Criton. — Force est d’en convenir, Socrate.

Socrate. — « Que fais-tu donc », poursuivraient-elles, « que de violer nos accords et tes engagements, conclus par toi sans e qu’on t’ait ni contraint ni trompé, sans qu’on t’ait forcé à te décider trop rapidement, puisque tu as eu soixante-dix ans pour réfléchir, pendant lesquels tu pouvais aller ailleurs, si nous ne te convenions pas, si nos accords ne te paraissaient pas justes. Or, tu n’as préféré ni Lacédémone ni la Crète, dont tu vantes sans cesse la constitution[2], ni aucun autre État, grec ou barbare ; 53 tu t’es abstenu de t’en éloigner plus que ne font les impotents, les aveugles et autres invalides. Tant cette ville et par conséquent nous, ses lois, nous te plaisions manifestement plus qu’aux autres Athéniens ; car comment une ville plairait-elle à qui n’aimerait pas ses lois ? Et, maintenant, tu manques à tes engagements ? Cela, Socrate, tu ne le feras pas, si tu nous en crois, et tu ne te rendras pas ridicule en t’éloignant de ta cité. »

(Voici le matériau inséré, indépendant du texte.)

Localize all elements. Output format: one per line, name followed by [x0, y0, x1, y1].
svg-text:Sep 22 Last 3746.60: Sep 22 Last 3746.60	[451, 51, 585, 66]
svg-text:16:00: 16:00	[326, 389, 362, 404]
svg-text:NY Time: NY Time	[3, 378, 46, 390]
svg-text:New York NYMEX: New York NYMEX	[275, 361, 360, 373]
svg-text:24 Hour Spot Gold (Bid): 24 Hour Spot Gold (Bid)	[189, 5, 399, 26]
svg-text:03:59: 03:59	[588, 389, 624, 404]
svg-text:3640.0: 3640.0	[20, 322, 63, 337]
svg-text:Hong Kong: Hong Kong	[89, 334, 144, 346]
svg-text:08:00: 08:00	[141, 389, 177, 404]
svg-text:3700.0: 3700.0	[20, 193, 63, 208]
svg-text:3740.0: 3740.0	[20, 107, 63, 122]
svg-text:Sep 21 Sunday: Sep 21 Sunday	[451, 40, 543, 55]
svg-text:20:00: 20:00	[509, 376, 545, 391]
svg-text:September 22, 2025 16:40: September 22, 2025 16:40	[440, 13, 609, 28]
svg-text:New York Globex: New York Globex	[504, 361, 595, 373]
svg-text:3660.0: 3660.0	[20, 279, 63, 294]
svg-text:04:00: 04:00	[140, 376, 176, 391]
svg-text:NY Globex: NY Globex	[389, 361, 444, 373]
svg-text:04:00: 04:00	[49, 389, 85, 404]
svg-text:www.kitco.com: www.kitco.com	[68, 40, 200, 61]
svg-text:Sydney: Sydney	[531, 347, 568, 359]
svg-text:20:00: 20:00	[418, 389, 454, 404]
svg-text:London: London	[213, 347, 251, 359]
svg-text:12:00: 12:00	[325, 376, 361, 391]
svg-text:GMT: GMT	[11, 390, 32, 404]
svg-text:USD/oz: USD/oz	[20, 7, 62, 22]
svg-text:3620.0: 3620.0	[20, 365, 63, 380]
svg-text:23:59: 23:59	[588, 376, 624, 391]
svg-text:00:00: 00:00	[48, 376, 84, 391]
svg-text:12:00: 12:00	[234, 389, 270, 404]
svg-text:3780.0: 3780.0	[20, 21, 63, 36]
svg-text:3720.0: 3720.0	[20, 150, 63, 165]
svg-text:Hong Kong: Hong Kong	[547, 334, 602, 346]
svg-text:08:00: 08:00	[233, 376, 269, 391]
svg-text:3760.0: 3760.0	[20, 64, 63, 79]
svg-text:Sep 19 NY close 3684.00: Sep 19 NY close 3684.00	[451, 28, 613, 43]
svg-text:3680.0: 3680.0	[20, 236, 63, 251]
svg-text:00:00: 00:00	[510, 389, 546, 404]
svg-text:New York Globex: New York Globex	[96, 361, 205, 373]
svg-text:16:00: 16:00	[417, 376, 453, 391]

« Réfléchis un peu. Si tu violes nos accords, si tu commets cette faute, quel bien procureras-tu à toi-même ou à tes

  1. La fidélité de l’esclave, son attachement à son maître étant considérés comme les marques d’une bonne nature, l’esclave fugitif passait pour méprisable.
  2. Les lois de Sparte, attribuées à Lycurgue, celles de la Crète, dont on faisait honneur à Minos, jouissaient d’une grande réputation en Grèce. Toutefois, l’esprit démocratique d’Athènes, surtout au temps de la guerre du Péloponnèse, avait créé un courant d’opinion contraire, attesté notamment par le beau discours de Périclès dans Thucydide (II, 36). Socrate, lui, résistait à cette tendance, et Platon, plus défavorable encore à la démocratie, demeura toujours enclin à louer ces deux constitutions.